“It’s grey today,” I murmur as I wrestle with my bra clasp and rummage through my underwear drawer, scavenging for something lacy, bright and racy to offset the grey. He’s in his bathroom and I'm in mine. His mouth is full of toothpaste as he gurgles back, “Yes indeed, my dear.” He always calls me dear. Some days are just grey – the routine in all of its monotony, the dishwashers, the grocery store, the food – bland and unenticing – the subtle aches and pains, the same annoying issues or people… the Groundhog day to end all Groundhog days. Indeed, life can get grey if you let it.

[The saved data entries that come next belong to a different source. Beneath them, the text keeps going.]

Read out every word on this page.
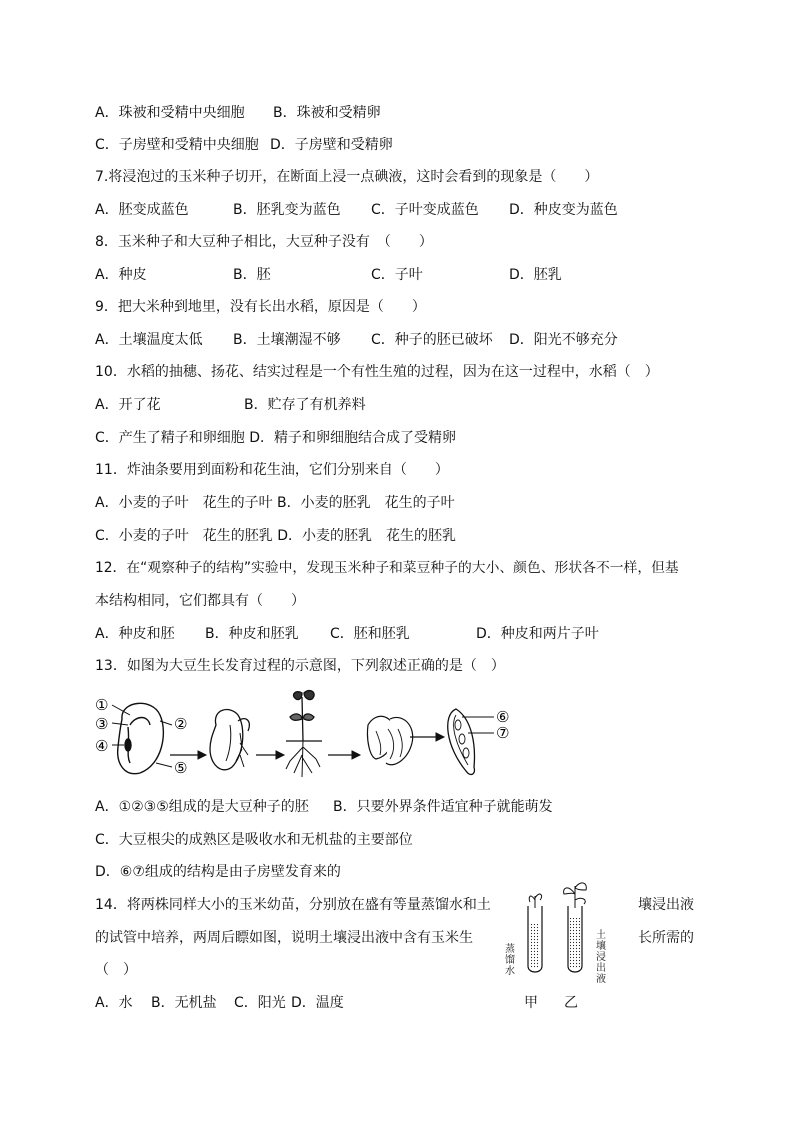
A．珠被和受精中央细胞 B．珠被和受精卵
C．子房壁和受精中央细胞 D．子房壁和受精卵
7.将浸泡过的玉米种子切开，在断面上浸一点碘液，这时会看到的现象是（　　）
A．胚变成蓝色	B．胚乳变为蓝色 C．子叶变成蓝色 D．种皮变为蓝色
8．玉米种子和大豆种子相比，大豆种子没有　（　　）
A．种皮	B．胚	C．子叶	D．胚乳
9．把大米种到地里，没有长出水稻，原因是（　　）
A．土壤温度太低 B．土壤潮湿不够 C．种子的胚已破坏 D．阳光不够充分
10．水稻的抽穗、扬花、结实过程是一个有性生殖的过程，因为在这一过程中，水稻（　）
A．开了花	B．贮存了有机养料
C．产生了精子和卵细胞 D．精子和卵细胞结合成了受精卵
11．炸油条要用到面粉和花生油，它们分别来自（　　）
A．小麦的子叶　花生的子叶 B．小麦的胚乳　花生的子叶
C．小麦的子叶　花生的胚乳 D．小麦的胚乳　花生的胚乳
12．在“观察种子的结构”实验中，发现玉米种子和菜豆种子的大小、颜色、形状各不一样，但基
本结构相同，它们都具有（　　）
A．种皮和胚 B．种皮和胚乳 C．胚和胚乳	D．种皮和两片子叶
13．如图为大豆生长发育过程的示意图，下列叙述正确的是（　）
①
③
④
②
⑤
⑥
⑦
A．①②③⑤组成的是大豆种子的胚 B．只要外界条件适宜种子就能萌发
C．大豆根尖的成熟区是吸收水和无机盐的主要部位
D．⑥⑦组成的结构是由子房壁发育来的
14．将两株同样大小的玉米幼苗，分别放在盛有等量蒸馏水和土	壤浸出液
的试管中培养，两周后瞟如图，说明土壤浸出液中含有玉米生	长所需的
（　）
A．水 B．无机盐 C．阳光 D．温度
蒸馏水
土壤浸出液
甲 乙
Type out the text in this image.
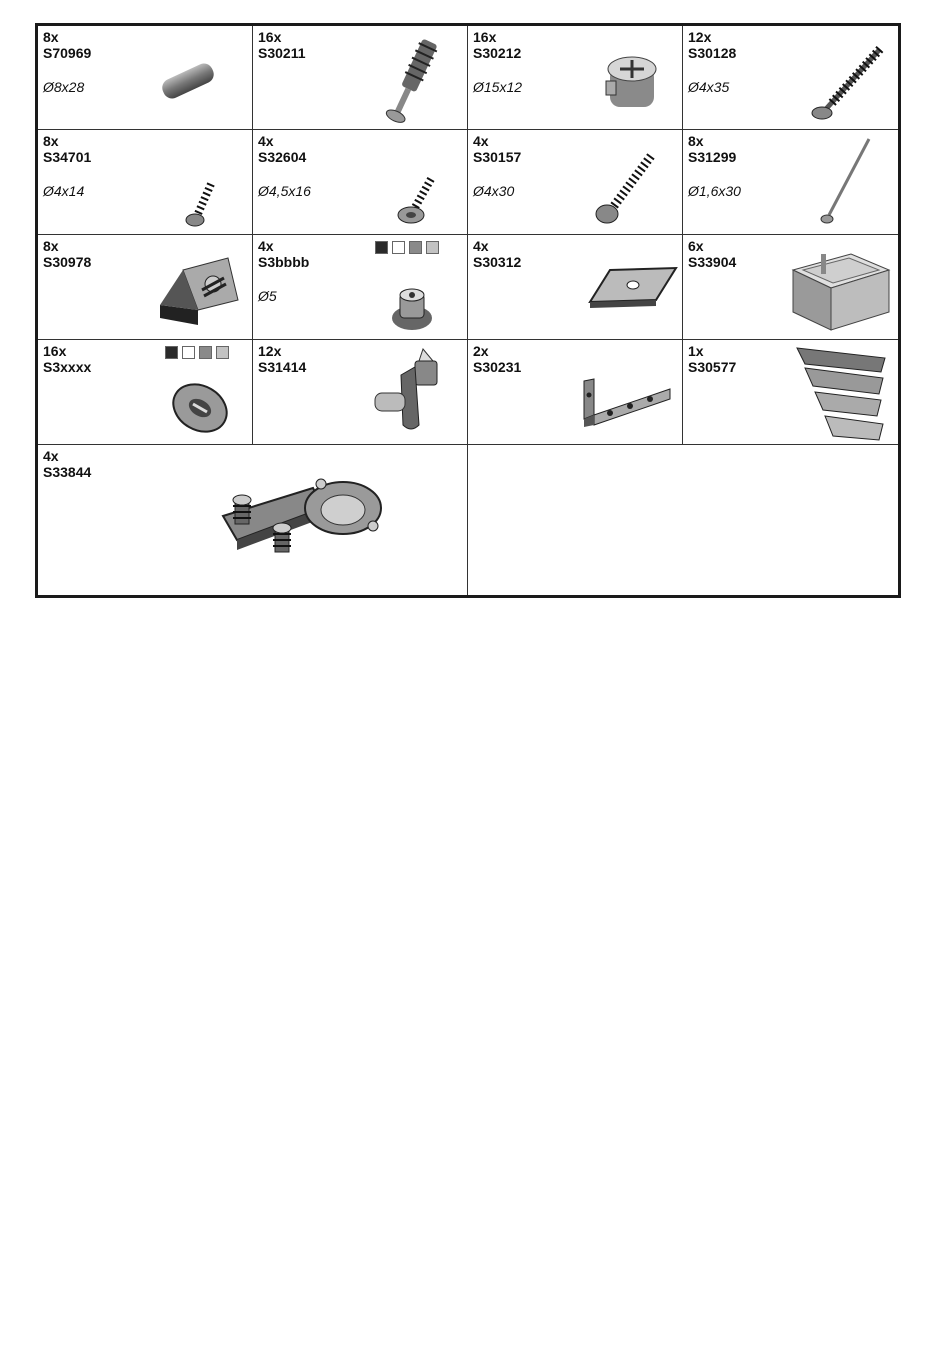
8x
S70969
Ø8x28
16x
S30211
16x
S30212
Ø15x12
12x
S30128
Ø4x35
8x
S34701
Ø4x14
4x
S32604
Ø4,5x16
4x
S30157
Ø4x30
8x
S31299
Ø1,6x30
8x
S30978
4x
S3bbbb
Ø5
4x
S30312
6x
S33904
16x
S3xxxx
12x
S31414
2x
S30231
1x
S30577
4x
S33844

I’d be lying not to admit that marriage occasionally feels a bit like this at times. You can’t have sex with the same person for twenty plus years and not feel a yawn coming on if you don’t mix it up. Not all the time, but some of the time, marriage takes on a Monday kinda feel… restless with a need for something different. As I turn to grab my keys and purse from my bathroom vanity I see the tiny dry cleaning tag wedged between my Sonicare toothbrush bristles and I chuckle to myself (it’s an ongoing, long running joke between my husband and me). He takes it off his shirt collar every morning and hides it where he knows I will discover it – like on the toilet seat or my razor. He always makes me smile.
What is it, then, that keeps marriage alive through the grey days? How can we continue to be in love with one another over the years? Why do people at the hotel pool ask us if we are honeymooning? How come he still sneaks a grab at the back pocket of my jeans at the airport and holds my hand in the car while our two kids are in the backseat? Why does he still bring me roses, and why do I text him random I love you’s? What’s the secret to keeping it going? In watching couples in turmoil as a counselor and in our twenty plus years together, I can honestly sum it up pretty neatly:
Respect one another. And I mean truly respect your partner with words and actions. It’s so easy to take them for granted, like an old chair you’ve had for years and are like…”So what if I spill something on that old thing?” It matters how you treat one another day in and day out. Honor them. Let them know you value them – body and soul, wrinkles and all – every bit of them as your life partner. Remind them often what you respect and love about them. It creates an impermeable bond. Say you’re sorry when you have disrespected them. Own it. Do better.
Keep growing. Not just as individuals but as a couple. In the bedroom and intellectually… keep evolving. What does this translate into? In the bedroom… just check in. Shake it up sometimes…wear something different, ask what your partner wants. Stagnation is the kiss of death (literally). If you have issues, address them in therapy and communicate. Don’t turn away from what isn’t working or what you are lacking. Intellectually, keep reaching for new knowledge… have conversations for Pete’s sake. I cannot stand to see a couple at a beautiful restaurant staring at one another blankly or, worse yet, incessantly on their phones. BE with each other. Be present. Explore new interests and hobbies and, better yet, do new things together. Explore the world and one another.
Have rituals. I mentioned the dry cleaning tag. We have lots of those because tradition is endearing. The characteristics of my husband are endearing. When we are away from one another, I long for these things. Have things that are just yours—specifically unique to you as couple. Things you do, things you say, YOUR restaurants, inside jokes, looks. Love is in the tiny transactions…. it really is the little things that glue it all together.
Laugh together. A long life together is bound to have many difficult times. A sense of humor goes a really long way. Try not to be so critical. Try to give your partner the benefit of the doubt before you jump down their throat about something. Next time something they do pushes your button; try to not fly off the handle. Breathe, and approach them in a softer way. Make it lighter when things get heavy – I can say it has always been our saving grace that we see the world as funny and enjoy our twisted comedic view as we walk through life together. Heaven knows, it’s a mandatory skill required in parenthood and marriage alike.
So, that’s my take on keeping marriage alive.
It’s a typical Saturday morning. The sun is beaming through the window and I smell waves of espresso wafting in the air (I swear I could smell it miles away). The pocket doors of our bedroom slide open and my husband materializes in his tattered, well-worn robe offering up my espresso just the way I like it (three shots and 1% milk). I must look scary, I think to myself, having done the drop the clothes by the bedside, forget the face wash, teeth brush after a late night in my smeary mascara and disheveled braid with laugh lines and wrinkles that seem to deepen by the second these days. We’re so familiar, I think. He lies back down next to me face to face and stares lovingly at me “You’re beautiful, you know, ” he says. He never sees my imperfections – and I know that’s pure magic. I scan his face and smooth my hand over the frayed edges on the collar of his robe, noticing the rugged little lines around his pitch black eyes that have seen so much life along with me and I forget everything grey. The sun is shining again.